I’ve already had cause to deplore the more purple-inked brethren of my trade for their hyperbolic use of the word carnage (which sadly shows no signs of abating - witness the following recent examples: “Carnage as cuts begin at HSBC in Paris”; “Leicester residents defy lockdown to cause ‘carnage’ in nearby town”), but now they have reloaded their pens and are coming at us with another sanguinary broadside – “Boots to axe 4,000 jobs as high street bloodbath continues”; “Mike Skinner: Lockdown is an ‘absolute bloodbath’ for live music”; “UK facing job cuts bloodbath as BA, Topshop, John Lewis and more axe thousands of staff”; “A bloodbath awaits commercial property investors”.

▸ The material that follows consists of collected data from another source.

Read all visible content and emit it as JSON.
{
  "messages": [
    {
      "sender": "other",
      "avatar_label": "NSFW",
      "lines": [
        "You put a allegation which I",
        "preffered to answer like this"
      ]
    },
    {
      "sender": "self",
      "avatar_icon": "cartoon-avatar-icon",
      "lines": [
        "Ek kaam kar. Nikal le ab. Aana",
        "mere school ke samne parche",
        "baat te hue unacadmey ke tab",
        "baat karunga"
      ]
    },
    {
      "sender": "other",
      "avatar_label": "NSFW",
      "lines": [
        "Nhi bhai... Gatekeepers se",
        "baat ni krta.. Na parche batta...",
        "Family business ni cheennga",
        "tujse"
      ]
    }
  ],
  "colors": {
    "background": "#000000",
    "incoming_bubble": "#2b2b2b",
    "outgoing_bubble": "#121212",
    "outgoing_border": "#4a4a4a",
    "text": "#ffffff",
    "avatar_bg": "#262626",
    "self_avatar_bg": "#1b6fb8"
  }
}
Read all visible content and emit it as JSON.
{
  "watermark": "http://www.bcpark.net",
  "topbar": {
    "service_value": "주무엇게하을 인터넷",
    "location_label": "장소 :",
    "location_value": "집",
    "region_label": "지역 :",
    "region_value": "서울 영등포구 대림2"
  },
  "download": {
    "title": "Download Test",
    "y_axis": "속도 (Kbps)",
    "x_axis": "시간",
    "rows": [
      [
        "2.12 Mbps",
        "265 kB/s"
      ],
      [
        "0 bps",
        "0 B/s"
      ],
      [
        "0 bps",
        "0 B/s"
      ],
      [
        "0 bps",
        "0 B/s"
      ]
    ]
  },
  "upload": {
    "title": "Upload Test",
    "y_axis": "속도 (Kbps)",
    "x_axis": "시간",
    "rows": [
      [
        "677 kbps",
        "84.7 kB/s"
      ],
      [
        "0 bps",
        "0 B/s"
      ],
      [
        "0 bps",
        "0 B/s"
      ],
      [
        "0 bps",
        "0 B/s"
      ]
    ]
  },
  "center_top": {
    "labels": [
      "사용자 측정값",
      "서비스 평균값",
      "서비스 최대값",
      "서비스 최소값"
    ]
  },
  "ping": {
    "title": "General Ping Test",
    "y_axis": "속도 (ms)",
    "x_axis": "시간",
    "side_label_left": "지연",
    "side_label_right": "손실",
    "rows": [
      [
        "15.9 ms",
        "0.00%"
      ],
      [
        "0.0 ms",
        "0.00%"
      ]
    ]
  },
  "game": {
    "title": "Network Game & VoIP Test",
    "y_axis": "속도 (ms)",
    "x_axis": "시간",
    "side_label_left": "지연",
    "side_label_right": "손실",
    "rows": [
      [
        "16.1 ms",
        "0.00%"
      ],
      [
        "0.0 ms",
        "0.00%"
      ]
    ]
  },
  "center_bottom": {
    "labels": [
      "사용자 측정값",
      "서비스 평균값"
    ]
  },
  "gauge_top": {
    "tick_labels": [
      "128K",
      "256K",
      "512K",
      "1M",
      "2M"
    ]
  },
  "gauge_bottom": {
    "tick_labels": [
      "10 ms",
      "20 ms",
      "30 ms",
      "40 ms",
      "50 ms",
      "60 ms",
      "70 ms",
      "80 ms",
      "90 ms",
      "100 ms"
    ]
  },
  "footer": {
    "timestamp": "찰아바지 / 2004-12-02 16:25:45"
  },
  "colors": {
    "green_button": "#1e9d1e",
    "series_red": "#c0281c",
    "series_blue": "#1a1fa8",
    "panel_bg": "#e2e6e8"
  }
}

I suppose it all stems from the early days of the pandemic, with NHS staff often being described as being on the frontline, which, in the circumstances, seemed a fair enough appropriation, but the continued abuse of martial terms really is beginning to pall, so I think it’s time to sheathe those bayonets.
Mind you, it’s not just Fleet Street. A TV news report, discussing the reopening of pubs and possible rowdy behaviour, featured a councillor who said that, if matters were to get out of hand, it would be the job of a “resilience forum” to sort things out. This body was a new one on me but my local forum is defined as follows: “The Local Resilience Forum is a partnership which works together to help people in Hampshire and the Isle of Wight stay safe. We aim to reduce risk in the community and help people be prepared for emergencies.”
I hardly think a couple of uppity drinkers constitutes an emergency. I would suggest sending in a pair of plods and a couple of gentle taps with a truncheon should make the topers see sense.